Friday, 8 February 2008
Gobbing from the Balcony, the American Election and the Dangers of Being a Dead Cert.
A friend who lives in the States (American not Emirate) sent me this link to a New York Times article and told me how the Presidential Campaign in the States was becoming a tad more exciting and inspirational than it has been for many a year. The first black president or the first woman president, is this a ‘win-win’ situation for a change in the tone of American politics? However it is also possible that Clinton and Obama are so busy tearing each other up that the solid, elder statesman McCain slips up on the inside and pips them at the post. He may be elderly but he has five years as a tortured prisoner of war in Vietnam to wave like the red badge of courage and people do like a hero, especially if the opposition is busy assuming they have it in the bag if only they get that nomination. Voters don’t like being presumed upon.
I recall watching that Grand National in the fifties when Devon Loch was tearing up to the post to win by miles and then he jumped an imaginary fence, landed on the ground and was beaten. An account of this has recently been posted on Youtube and that old Pathe news style, plus jolly background music pushes all sorts of nostalgia buttons.
There I am back in Ilkeston Road cinema for some reason called The Ritz but which bore no resemblance to anything ritzy at all. Other kids always took delight at spitting down on you from the balcony, the seats directly underneath being referred to as ‘gob alley’. Only the stupid, the naive and those with an already well honed sense of victimisation (who would in later life go on to be deemed passive aggressive) resorted to those seats. The woman with the torch who patrolled the balcony ineffectually waved it about like a searchlight at a POW camp, yelling “Pack it in or you’ll all be for it’ rather than ‘Achtung’. What the ‘it’ was that we were for was never clearly defined but the ‘it’ word was used as the ultimate deterrent.
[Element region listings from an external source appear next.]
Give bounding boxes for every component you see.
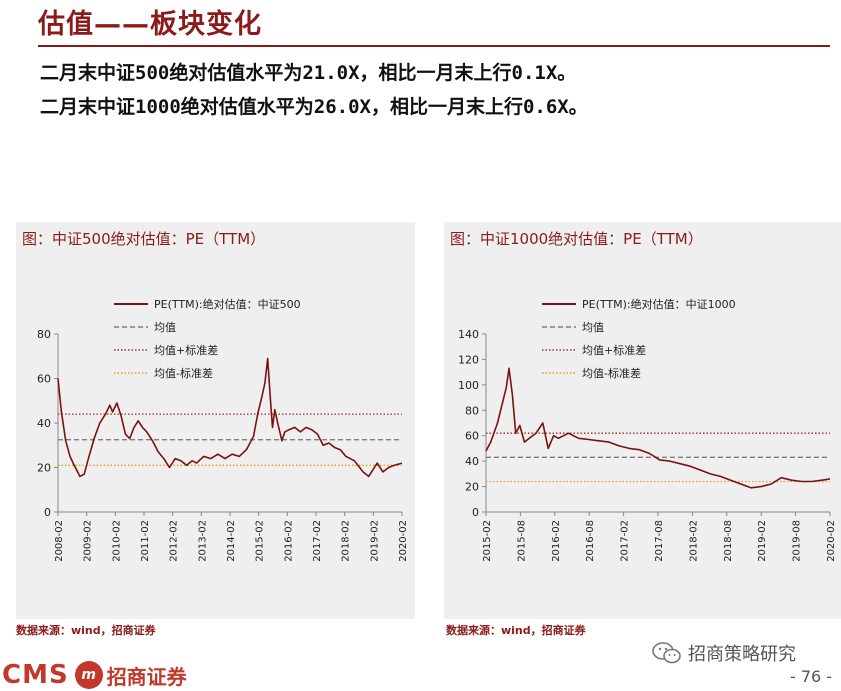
- y-tick-label: 0: [44, 506, 51, 519]
- x-tick-label: 2020-02: [398, 520, 409, 562]
- chart-legend: PE(TTM):绝对估值：中证1000 均值 均值+标准差 均值-标准差: [542, 292, 736, 384]
- company-logo: CMS m 招商证券: [2, 660, 187, 690]
- x-tick-label: 2019-02: [369, 520, 380, 562]
- x-tick-label: 2018-02: [341, 520, 352, 562]
- y-tick-label: 20: [465, 481, 479, 494]
- x-tick-label: 2015-02: [482, 520, 493, 562]
- legend-label: 均值+标准差: [154, 343, 219, 357]
- x-tick-label: 2015-02: [255, 520, 266, 562]
- chart-title: 图：中证500绝对估值：PE（TTM）: [22, 230, 266, 248]
- legend-swatch: [114, 371, 148, 374]
- legend-label: 均值-标准差: [582, 366, 641, 380]
- x-tick-label: 2008-02: [54, 520, 65, 562]
- x-tick-label: 2019-08: [792, 520, 803, 562]
- legend-swatch: [114, 302, 148, 305]
- legend-swatch: [542, 325, 576, 328]
- series-line-pe: [57, 357, 403, 478]
- summary-line-csi1000: 二月末中证1000绝对估值水平为26.0X，相比一月末上行0.6X。: [40, 96, 588, 118]
- y-tick-label: 80: [37, 328, 51, 341]
- chart-panel-csi1000: 图：中证1000绝对估值：PE（TTM） 0 20 40 60 80 100 120 140 2…: [444, 222, 841, 619]
- x-tick-label: 2016-02: [551, 520, 562, 562]
- x-tick-label: 2016-02: [283, 520, 294, 562]
- x-tick-label: 2017-02: [620, 520, 631, 562]
- company-name: 招商证券: [106, 664, 187, 689]
- legend-swatch: [114, 325, 148, 328]
- y-tick-label: 40: [465, 455, 479, 468]
- y-tick-label: 40: [37, 417, 51, 430]
- x-tick-label: 2015-08: [516, 520, 527, 562]
- chart-csi500: 0 20 40 60 80 2008-02 2009-02 2010-02 2011-02 201…: [37, 328, 409, 562]
- title-divider: [38, 45, 830, 47]
- legend-item-mean-plus-std: 均值+标准差: [542, 338, 736, 361]
- legend-label: PE(TTM):绝对估值：中证1000: [582, 297, 736, 311]
- legend-label: 均值+标准差: [582, 343, 647, 357]
- x-tick-label: 2016-08: [585, 520, 596, 562]
- x-tick-label: 2012-02: [169, 520, 180, 562]
- legend-swatch: [114, 348, 148, 351]
- x-tick-label: 2020-02: [826, 520, 837, 562]
- logo-text: CMS: [2, 660, 69, 690]
- legend-item-mean-minus-std: 均值-标准差: [114, 361, 301, 384]
- x-tick-label: 2017-02: [312, 520, 323, 562]
- chart-source: 数据来源：wind，招商证券: [16, 624, 156, 637]
- x-tick-label: 2017-08: [654, 520, 665, 562]
- legend-label: 均值: [154, 320, 176, 334]
- legend-item-mean: 均值: [542, 315, 736, 338]
- legend-label: 均值: [582, 320, 604, 334]
- legend-label: 均值-标准差: [154, 366, 213, 380]
- logo-badge-icon: m: [74, 661, 103, 689]
- x-tick-label: 2014-02: [226, 520, 237, 562]
- legend-item-mean: 均值: [114, 315, 301, 338]
- legend-item-pe: PE(TTM):绝对估值：中证1000: [542, 292, 736, 315]
- x-tick-label: 2013-02: [197, 520, 208, 562]
- wechat-icon: [652, 642, 681, 664]
- chart-source: 数据来源：wind，招商证券: [446, 624, 586, 637]
- legend-item-mean-minus-std: 均值-标准差: [542, 361, 736, 384]
- y-tick-label: 80: [465, 404, 479, 417]
- x-tick-label: 2010-02: [111, 520, 122, 562]
- legend-swatch: [542, 371, 576, 374]
- x-tick-label: 2011-02: [140, 520, 151, 562]
- x-tick-label: 2019-02: [757, 520, 768, 562]
- y-tick-label: 60: [37, 373, 51, 386]
- x-tick-label: 2009-02: [83, 520, 94, 562]
- chart-panel-csi500: 图：中证500绝对估值：PE（TTM） 0 20 40 60 80 2008-02 2009…: [16, 222, 415, 619]
- legend-label: PE(TTM):绝对估值：中证500: [154, 297, 301, 311]
- x-tick-label: 2018-02: [688, 520, 699, 562]
- y-tick-label: 140: [458, 328, 479, 341]
- y-tick-label: 0: [472, 506, 479, 519]
- chart-title: 图：中证1000绝对估值：PE（TTM）: [450, 230, 703, 248]
- series-line-pe: [485, 367, 831, 489]
- wechat-label: 招商策略研究: [688, 644, 796, 665]
- legend-item-mean-plus-std: 均值+标准差: [114, 338, 301, 361]
- chart-legend: PE(TTM):绝对估值：中证500 均值 均值+标准差 均值-标准差: [114, 292, 301, 384]
- y-tick-label: 120: [458, 353, 479, 366]
- summary-line-csi500: 二月末中证500绝对估值水平为21.0X，相比一月末上行0.1X。: [40, 62, 577, 84]
- page-title: 估值——板块变化: [38, 9, 262, 40]
- legend-swatch: [542, 348, 576, 351]
- page-number: - 76 -: [790, 667, 833, 686]
- y-tick-label: 60: [465, 430, 479, 443]
- wechat-account: 招商策略研究: [652, 640, 796, 666]
- legend-item-pe: PE(TTM):绝对估值：中证500: [114, 292, 301, 315]
- y-tick-label: 100: [458, 379, 479, 392]
- x-tick-label: 2018-08: [723, 520, 734, 562]
- chart-csi1000: 0 20 40 60 80 100 120 140 2015-02 2015-08 2016-02 2…: [458, 328, 837, 562]
- legend-swatch: [542, 302, 576, 305]
- y-tick-label: 20: [37, 462, 51, 475]
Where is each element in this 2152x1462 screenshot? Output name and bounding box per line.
The closest we came to ‘it’ was the short, fat, balding manager who suffered from some sort of asthma and who could hardly breath by the time he got from his Office to the scene of any gobbing crime. I learnt later that at the age of seventeen he had been gassed in the first world war, hence the shortness of breath but of course even if we had known then, children are notoriously unkind when hunting in packs. Later studying Lord of the Flies at school I only had to think back to the Ilkeston Road Ritz to understand not just the metaphor but the thin veneer of civilisation and humanity that really did exist in the world.
The memorable phrase in the race commentary of course was ‘Devon Loch can’t lose’ and a nano second later, he’s on the floor and being passed. The jockey of Devon Loch was Dick Francis who subsequently went on to become famous as a fiction writer. I have a sense that should the Democratic horse fall flat in the final straight; some works of fiction will be perpetrated on the public by the jockey that is eventually given the Democrat ride as to why they lost when there appeared to be such a ground swell of opinion in America for change.
Clinton is playing the ‘I am a woman but tough as old boots’ card but she can still have a little weep to camera just to soften the PR edges if necessary. She has survived being married to a lying cheat of a husband ( quote ‘I did not have sexual relations with that girl’ unquote ) and yet they can still both move through the corridors of power like a dynasty in waiting.
Whatever the outcome at least some people have shown an interest, the poll turn outs have been high and one can only hope that come an election here the public become equally enthused to at least have an opinion and a willingness to get up off their backside and get down to a polling station. Apathy is that one horse race that collapses before the post and of course no-one is ever a winner in those circumstances.